Magic Wormhole – Send files with ease
by Igor Ljubuncic on 21 March 2019
Sharing is caring.Alexander the Great
File transfer is the bread and butter of information exchange in the digital world. Documents, photos, videos, we share them with our colleagues and friends. The only problem is, the Internet is a global village with many languages – and we’re talking about software, not humans.
If you want to share a file with someone, typically, both you and the recipient need to use the same tools to do this successfully. Email works well for most people, but usually, there are arbitrary limits of the attachment size. Online sharing services that create download links are another useful possibility, and these do address most of the limitations of the multi-software mishmash that exists out there. For Linux users, there’s a third possibility – Magic Wormhole.
How does it work?
Magic. Well almost. User A simply “sends” the file they want. Before the content is actually sent, a short, simple-to-remember (or rather simple-to-repeat) password phrase is generated. User A then shares this phrase with whoever needs to receive the file on the other end. User B needs to type down this password when prompted by the Magic Wormhole tool. Once this step is complete, the file will be transferred between the two users, and there will be much rejoicing.
You can test for yourself. First, install Magic Wormhole.
snap install wormhole
Wormhole has a command-line interface. On system A, send a file – or even an entire directory if you like. The application will zip it up, and the directory contents will be unpacked automatically at the other end. Something like:
wormhole send "Hans Gruber quotes.ogg"
Sending 12.9 MB file named 'Hans Gruber quotes.ogg'
Wormhole code is: 9-virginia-ratchet
On the other computer, please run:
wormhole receive 9-virginia-ratchet
As you can see, the tool will let you know the password that you need to supply to the other party. On their system, the intended recipient can then type:
wormhole receive 9-virginia-ratchet
Both systems need to be online when this happens. If the source is not available, the transfer cannot run. If you’re testing this on your own, you can watch the file progress in the two terminal windows in parallel.
And that’s it.
There’s no such thing as magic!
Of course, under the hood, a lot of interesting things happen. The developer of the tool gave a PyCon 2016 presentation on his work, and the official documentation includes additional details on how Magic Wormhole functions.
In essence, there are three main components to the program. The interesting piece is the so-called Rendezvous Server (a WebSocket relay), which acts as a negotiator between the two endpoints – hence the name, wormhole. When the sender initiates the transfer, it will generate a cryptographic key pair (will be used to encrypt data during the transfer), contact the Rendezvous Server and supply the session key, as well as the sender IP address and port number for the connection. When the recipient contacts the server (with the correct password provided), it will send its half of the information over (including the correct session key) so that the two endpoints can be hooked together.

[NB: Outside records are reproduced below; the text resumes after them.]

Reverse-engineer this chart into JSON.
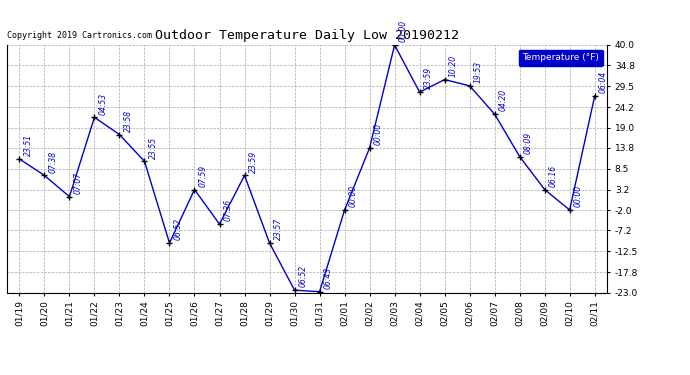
{
  "title": "Outdoor Temperature Daily Low 20190212",
  "copyright": "Copyright 2019 Cartronics.com",
  "legend_label": "Temperature (°F)",
  "x_labels": [
    "01/19",
    "01/20",
    "01/21",
    "01/22",
    "01/23",
    "01/24",
    "01/25",
    "01/26",
    "01/27",
    "01/28",
    "01/29",
    "01/30",
    "01/31",
    "02/01",
    "02/02",
    "02/03",
    "02/04",
    "02/05",
    "02/06",
    "02/07",
    "02/08",
    "02/09",
    "02/10",
    "02/11"
  ],
  "y_values": [
    11.0,
    6.8,
    1.4,
    21.6,
    17.2,
    10.4,
    -10.4,
    3.2,
    -5.6,
    6.8,
    -10.4,
    -22.4,
    -22.8,
    -2.0,
    13.8,
    40.0,
    28.0,
    31.2,
    29.6,
    22.4,
    11.6,
    3.2,
    -2.0,
    27.0
  ],
  "time_labels": [
    "23:51",
    "07:38",
    "07:07",
    "04:53",
    "23:58",
    "23:55",
    "06:52",
    "07:59",
    "07:36",
    "23:59",
    "23:57",
    "06:52",
    "06:43",
    "00:00",
    "00:00",
    "00:00",
    "23:59",
    "10:20",
    "19:53",
    "04:20",
    "08:09",
    "06:16",
    "00:00",
    "06:04"
  ],
  "ylim": [
    -23.0,
    40.0
  ],
  "yticks": [
    40.0,
    34.8,
    29.5,
    24.2,
    19.0,
    13.8,
    8.5,
    3.2,
    -2.0,
    -7.2,
    -12.5,
    -17.8,
    -23.0
  ],
  "line_color": "#0000CC",
  "marker_color": "#000000",
  "bg_color": "#ffffff",
  "plot_bg_color": "#ffffff",
  "grid_color": "#aaaaaa",
  "title_color": "#000000",
  "legend_bg": "#0000CC",
  "legend_fg": "#ffffff"
}
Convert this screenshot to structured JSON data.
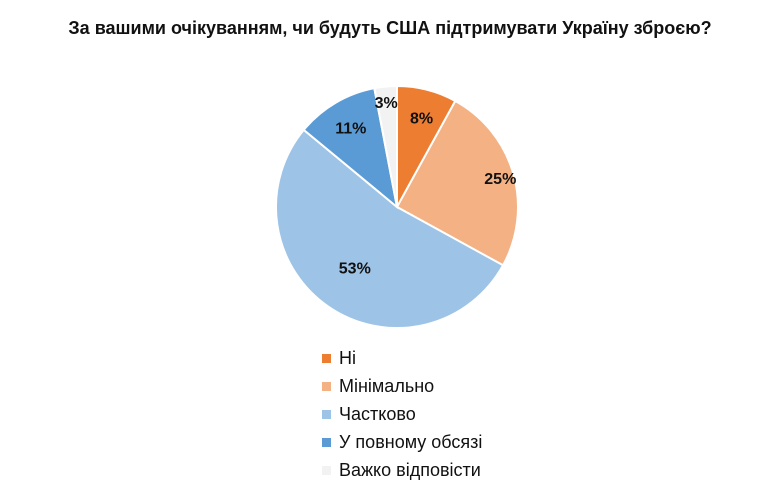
{
  "chart_data": {
    "type": "pie",
    "title": "За вашими очікуванням, чи будуть США підтримувати Україну зброєю?",
    "categories": [
      "Ні",
      "Мінімально",
      "Частково",
      "У повному обсязі",
      "Важко відповісти"
    ],
    "values": [
      8,
      25,
      53,
      11,
      3
    ],
    "value_labels": [
      "8%",
      "25%",
      "53%",
      "11%",
      "3%"
    ],
    "colors": [
      "#ED7D31",
      "#F4B183",
      "#9DC3E6",
      "#5B9BD5",
      "#F2F2F2"
    ],
    "start": "top, clockwise",
    "legend_position": "bottom"
  }
}
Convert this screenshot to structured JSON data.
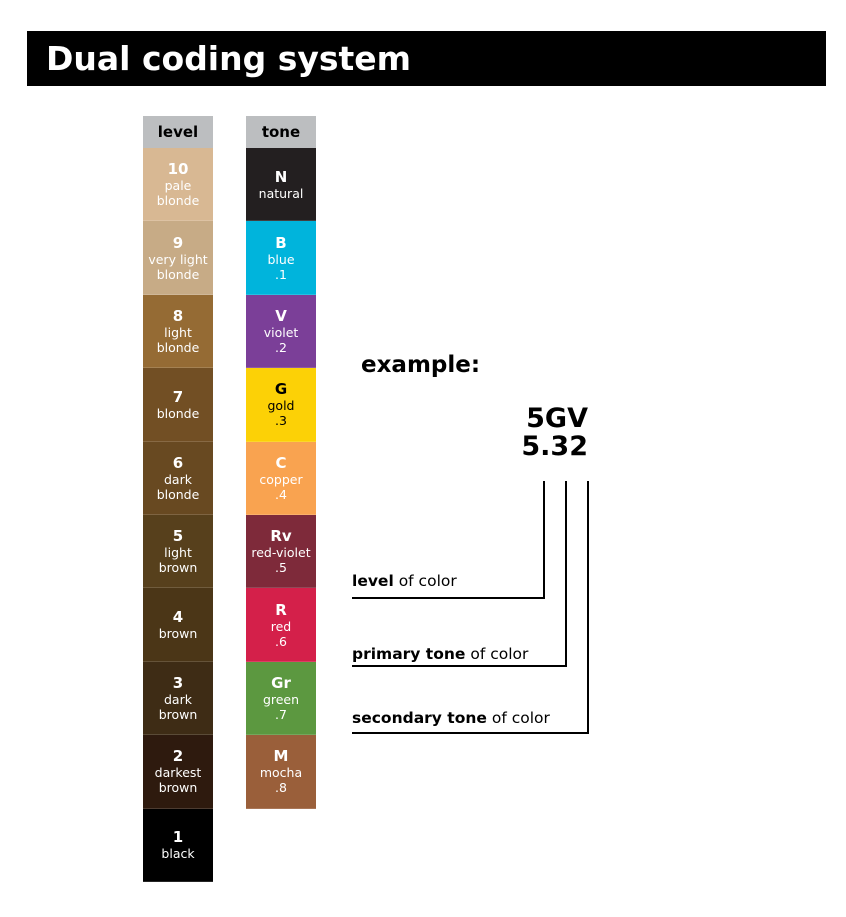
{
  "title": "Dual coding system",
  "level": {
    "header": "level",
    "items": [
      {
        "code": "10",
        "name": "pale blonde",
        "color": "#d8b893"
      },
      {
        "code": "9",
        "name": "very light blonde",
        "color": "#c7ab86"
      },
      {
        "code": "8",
        "name": "light blonde",
        "color": "#956b34"
      },
      {
        "code": "7",
        "name": "blonde",
        "color": "#724f24"
      },
      {
        "code": "6",
        "name": "dark blonde",
        "color": "#684921"
      },
      {
        "code": "5",
        "name": "light brown",
        "color": "#57401c"
      },
      {
        "code": "4",
        "name": "brown",
        "color": "#4b3617"
      },
      {
        "code": "3",
        "name": "dark brown",
        "color": "#3e2c15"
      },
      {
        "code": "2",
        "name": "darkest brown",
        "color": "#2e1a0e"
      },
      {
        "code": "1",
        "name": "black",
        "color": "#000000"
      }
    ]
  },
  "tone": {
    "header": "tone",
    "items": [
      {
        "code": "N",
        "name": "natural",
        "num": "",
        "color": "#231f20",
        "text": "#ffffff"
      },
      {
        "code": "B",
        "name": "blue",
        "num": ".1",
        "color": "#00b4dc",
        "text": "#ffffff"
      },
      {
        "code": "V",
        "name": "violet",
        "num": ".2",
        "color": "#7b3f98",
        "text": "#ffffff"
      },
      {
        "code": "G",
        "name": "gold",
        "num": ".3",
        "color": "#fcd106",
        "text": "#000000"
      },
      {
        "code": "C",
        "name": "copper",
        "num": ".4",
        "color": "#f9a350",
        "text": "#ffffff"
      },
      {
        "code": "Rv",
        "name": "red-violet",
        "num": ".5",
        "color": "#7e2a3a",
        "text": "#ffffff"
      },
      {
        "code": "R",
        "name": "red",
        "num": ".6",
        "color": "#d4204a",
        "text": "#ffffff"
      },
      {
        "code": "Gr",
        "name": "green",
        "num": ".7",
        "color": "#5c9840",
        "text": "#ffffff"
      },
      {
        "code": "M",
        "name": "mocha",
        "num": ".8",
        "color": "#9a5f3a",
        "text": "#ffffff"
      }
    ]
  },
  "example": {
    "label": "example:",
    "code_letters": "5GV",
    "code_numbers": "5.32",
    "legend": [
      {
        "bold": "level",
        "rest": " of color"
      },
      {
        "bold": "primary tone",
        "rest": " of color"
      },
      {
        "bold": "secondary tone",
        "rest": " of color"
      }
    ]
  }
}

The transfer will then run – directly between the two systems if they can reach other directly. However, if the IP addresses or ports are not accessible (due to firewall or NAT), then the exchange of data will run through the relay. This also explains why both systems need to be running wormhole at the same time, because the data is not sent in advance and buffered, it is transferred in real-time once both sides negotiate their ends of the connection.
So if you’re wondering, yes, there might be network throughput limitations, especially if there are many transfers running simultaneously over the relay. The Rendezvous Server address is hard-coded into wormhole, but you can setup your own infrastructure if you want. The security model is relatively robust against eavesdropping, but like any sharing service, you do need to trust the infrastructure over which you’re sending information – you can always encrypt the data yourself.
Perhaps this is no magic, but it’s a pretty neat trick.
If you’re a technically savvy person, i.e. you can comfortably use the command line to manipulate files, then Wormhole Magic is a nice, flexible tool that can help you share content with other people in a rather secure manner. Should you have any feedback on comments on this topic, please join our forum, and let us know what you think.
No laws of physics or time-space continuum dimensions were harmed in the writing of this article.